Under the pretense of creating “safer neighborhoods,” Proposition 6 changes current law to require that more children, as young as 14 years old, are tried and sentenced as adults. This despite the fact that a federal Centers for Disease Control and Prevention report found that youths sentenced to adult prison commit more crimes and more serious crimes after release compared to their counterparts in the juvenile justice systems. Trying children as adults is inappropriate for developmental reasons (a 14-year-old’s brain is not the same as an adult’s brain) and is also an ineffective crime prevention strategy. We should not abandon thousands of youths to lives spent going in and out of a revolving door to prison.

Proposition 6’s sweeping revisions target at-risk Black and Latino youths in socio-economically disadvantaged communities, making it especially dangerous for young people who are already struggling to stay on the right track. For example, Proposition 6 puts youths at risk of a new jail sentence for infractions as minor as failing to provide local officials with their current address. Another provision subjects families receiving federal housing assistance to yearly criminal record checks for all residents, including children. If a youth has been arrested for certain crimes, the family would lose housing assistance; this places entire families at imminent risk of homelessness. It would also make it impossible for many youths who have served their time to move back home with families who receive federal housing assistance.

In a state like California, where elected officials have not been able to raise new taxes because of a “supermajority” requirement for passing tax measures in the state legislature, any initiative that creates new program obligations without direct funding leads to less money for education, health and other programs. Proposition 6 includes no provision for new revenue yet requires new spending of more than $500 million each year for law enforcement personnel and prisons. It also mandates $500 million for new prison construction. There is no requirement to measure the effectiveness of these provisions and no plan to re-evaluate or re-focus state efforts at some later date.

Proposition 6 specifically weakens community efforts to help at-risk youths.
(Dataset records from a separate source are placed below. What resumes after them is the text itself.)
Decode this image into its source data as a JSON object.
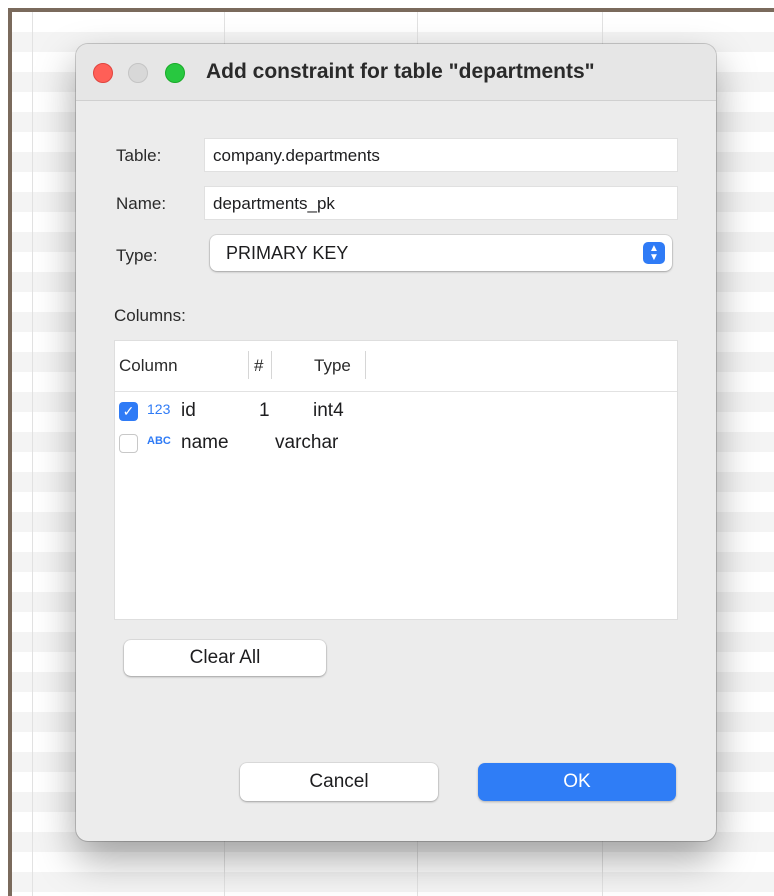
{
  "dialog": {
    "title": "Add constraint for table \"departments\"",
    "colors": {
      "accent": "#2f7bf6",
      "close": "#ff5f57",
      "maximize": "#28c840"
    }
  },
  "form": {
    "table_label": "Table:",
    "table_value": "company.departments",
    "name_label": "Name:",
    "name_value": "departments_pk",
    "type_label": "Type:",
    "type_value": "PRIMARY KEY",
    "columns_label": "Columns:"
  },
  "columns_table": {
    "headers": [
      "Column",
      "#",
      "Type"
    ],
    "rows": [
      {
        "checked": true,
        "type_icon": "123",
        "column": "id",
        "num": "1",
        "type": "int4"
      },
      {
        "checked": false,
        "type_icon": "ABC",
        "column": "name",
        "num": "",
        "type": "varchar"
      }
    ]
  },
  "buttons": {
    "clear_all": "Clear All",
    "cancel": "Cancel",
    "ok": "OK"
  }
}
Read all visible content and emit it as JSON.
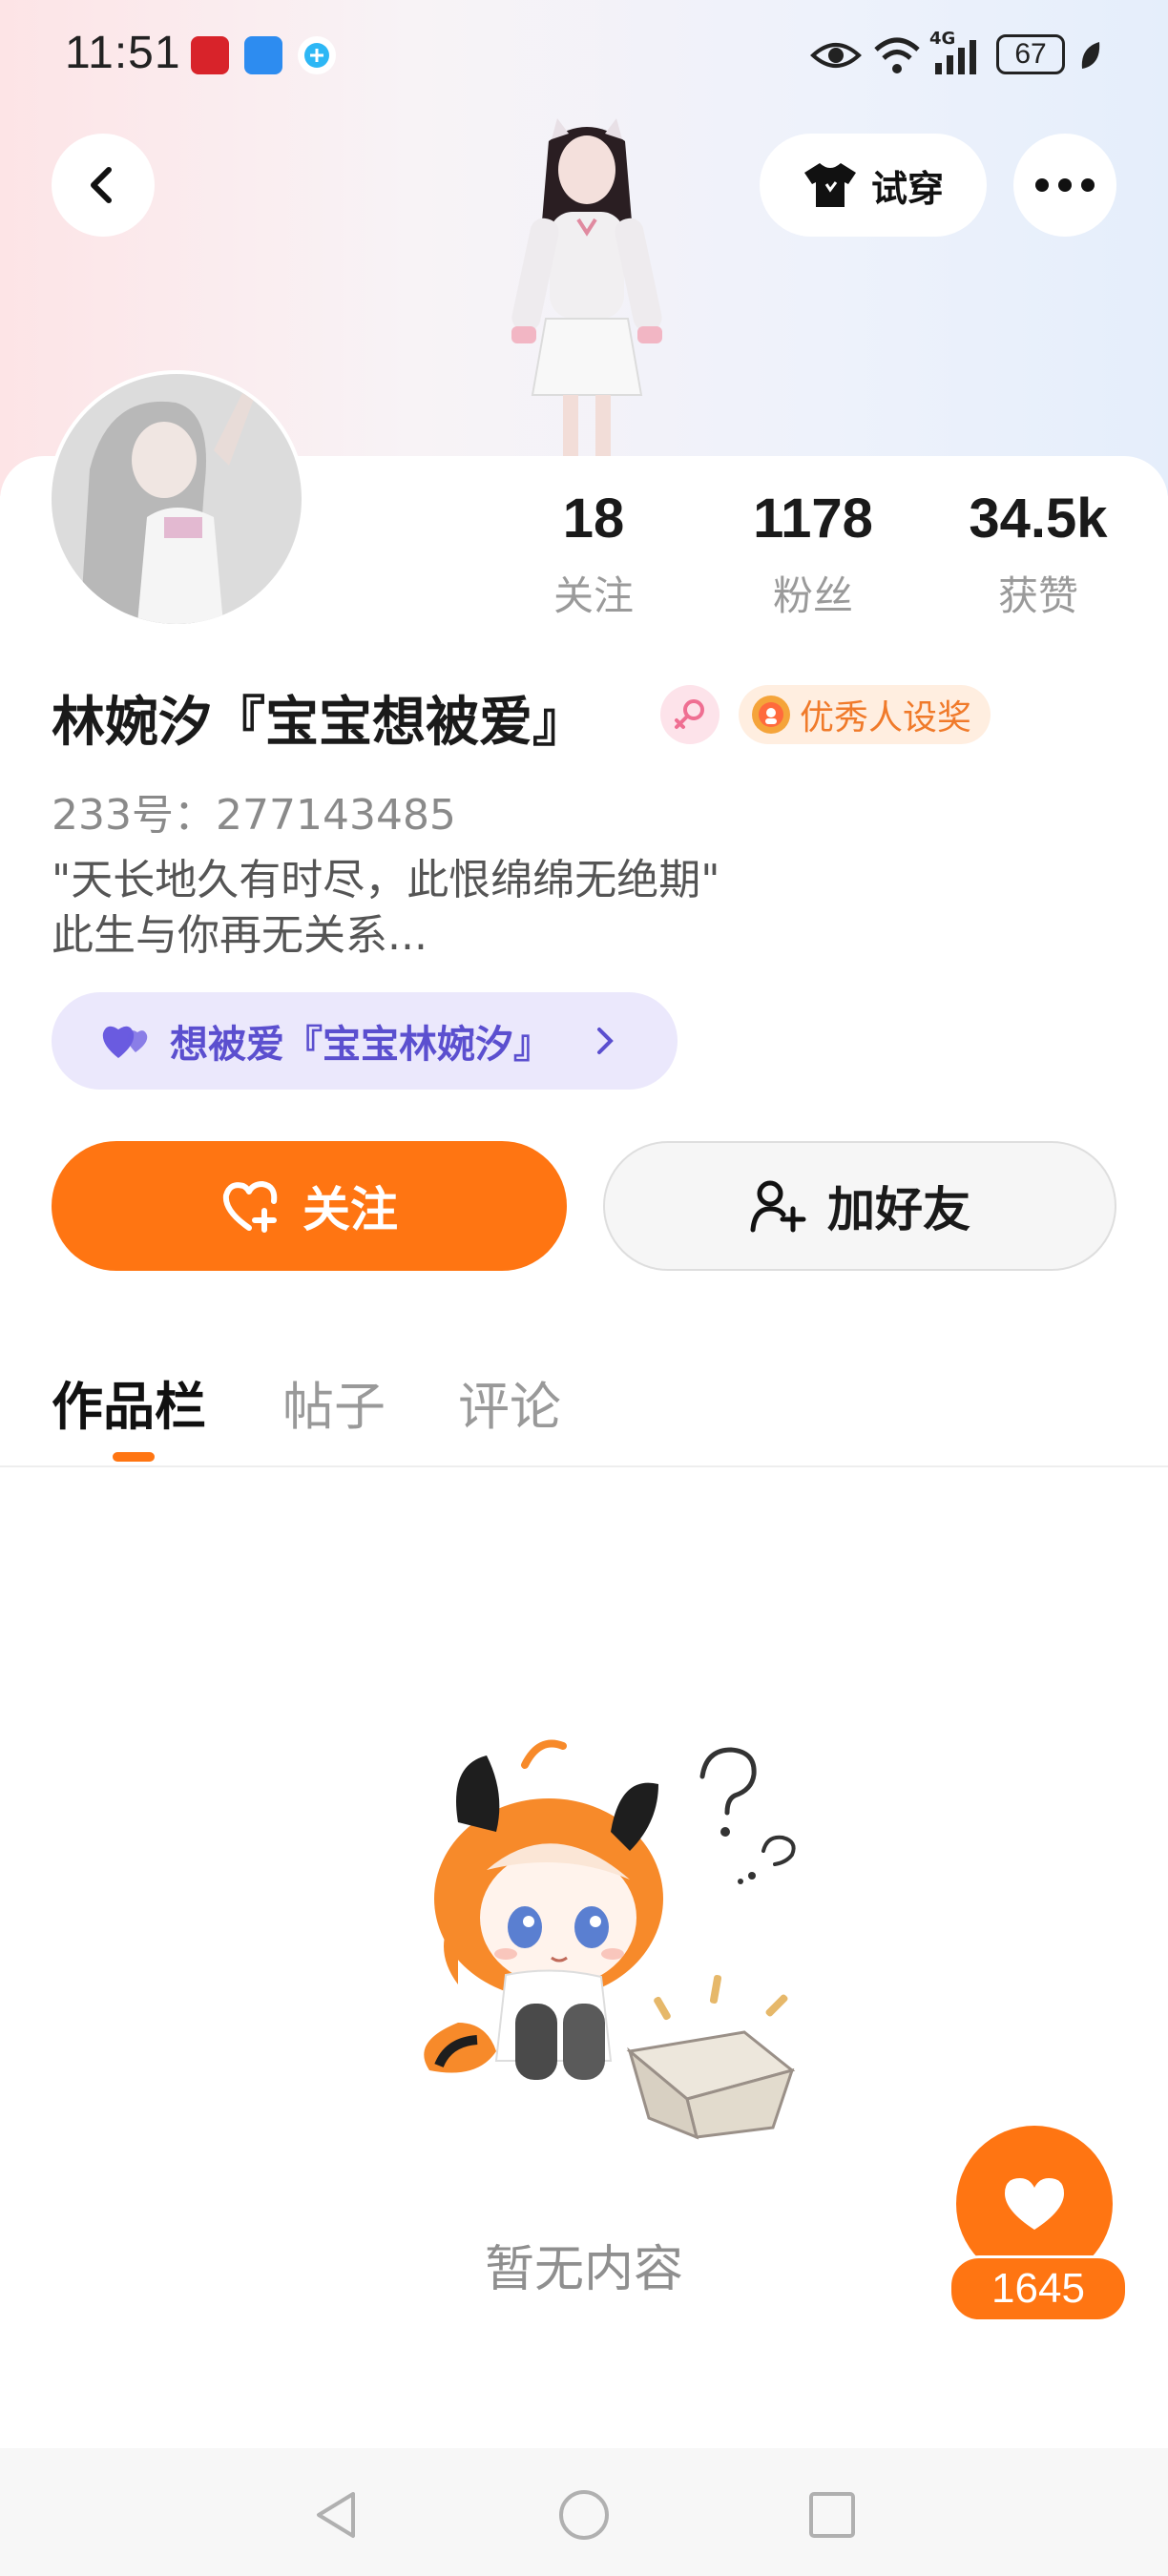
{
  "status_bar": {
    "time": "11:51",
    "battery": "67",
    "network": "4G"
  },
  "header": {
    "try_on_label": "试穿"
  },
  "profile": {
    "name": "林婉汐『宝宝想被爱』",
    "award": "优秀人设奖",
    "uid": "233号：277143485",
    "bio_line1": "\"天长地久有时尽，此恨绵绵无绝期\"",
    "bio_line2": "此生与你再无关系...",
    "group_label": "想被爱『宝宝林婉汐』"
  },
  "stats": [
    {
      "value": "18",
      "label": "关注"
    },
    {
      "value": "1178",
      "label": "粉丝"
    },
    {
      "value": "34.5k",
      "label": "获赞"
    }
  ],
  "actions": {
    "follow_label": "关注",
    "add_friend_label": "加好友"
  },
  "tabs": [
    {
      "label": "作品栏",
      "active": true
    },
    {
      "label": "帖子",
      "active": false
    },
    {
      "label": "评论",
      "active": false
    }
  ],
  "empty": {
    "text": "暂无内容"
  },
  "like": {
    "count": "1645"
  },
  "colors": {
    "accent": "#ff7512",
    "group_bg": "#ebe8fc",
    "group_text": "#5b4fcf"
  }
}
Despite research that shows how community workers and organizations are a key component of crime reduction strategies, Proposition 6 explicitly removes community members from county Juvenile Justice Coordinating Councils.  Community leaders currently provide crucial oversight over how laws are enforced and how limited resources are distributed.  Their representation on these Coordinating Councils promotes community involvement that is necessary to assist youths who are discharged from juvenile facilities without the tools they need to re-enter their community and succeed.

Nearly one in five children in California is poor. More than 80,000 California children are in foster care, many of them facing tragically negative educational and economic prospects, and more than 750,000 California children lack health coverage. Even before the billions of dollars in new spending that Proposition 6 would make necessary, California already spends more than 20 times as much on each youth in a state juvenile facility as it spends on each student in public school. This is a completely backwards human and economic investment policy.

It’s time for a new strategy and vision that makes prevention and early intervention, rather than punishment, the policy—in California and across America. The Children’s Defense Fund supports a federal gang, delinquency, and crime prevention and intervention bill called the Youth PROMISE Act, which addresses the root causes of youth and gang violence before crime occurs. Rather than creating additional and duplicative punitive approaches that do little to prevent youths from engaging in delinquent conduct, the Youth PROMISE Act builds upon evidence-based and promising practices to reduce youth violence and delinquency.

All communities should be free of gangs and gun violence. All children should be safe.  Proposition 6 is not the way to make that happen. You and I must demand that our nation stop criminalizing children at younger and younger ages and instead institute policies that place all children on a path to productive adulthood. We cannot allow Proposition 6 to become law. Do everything you can to make sure that Californians vote to reject it.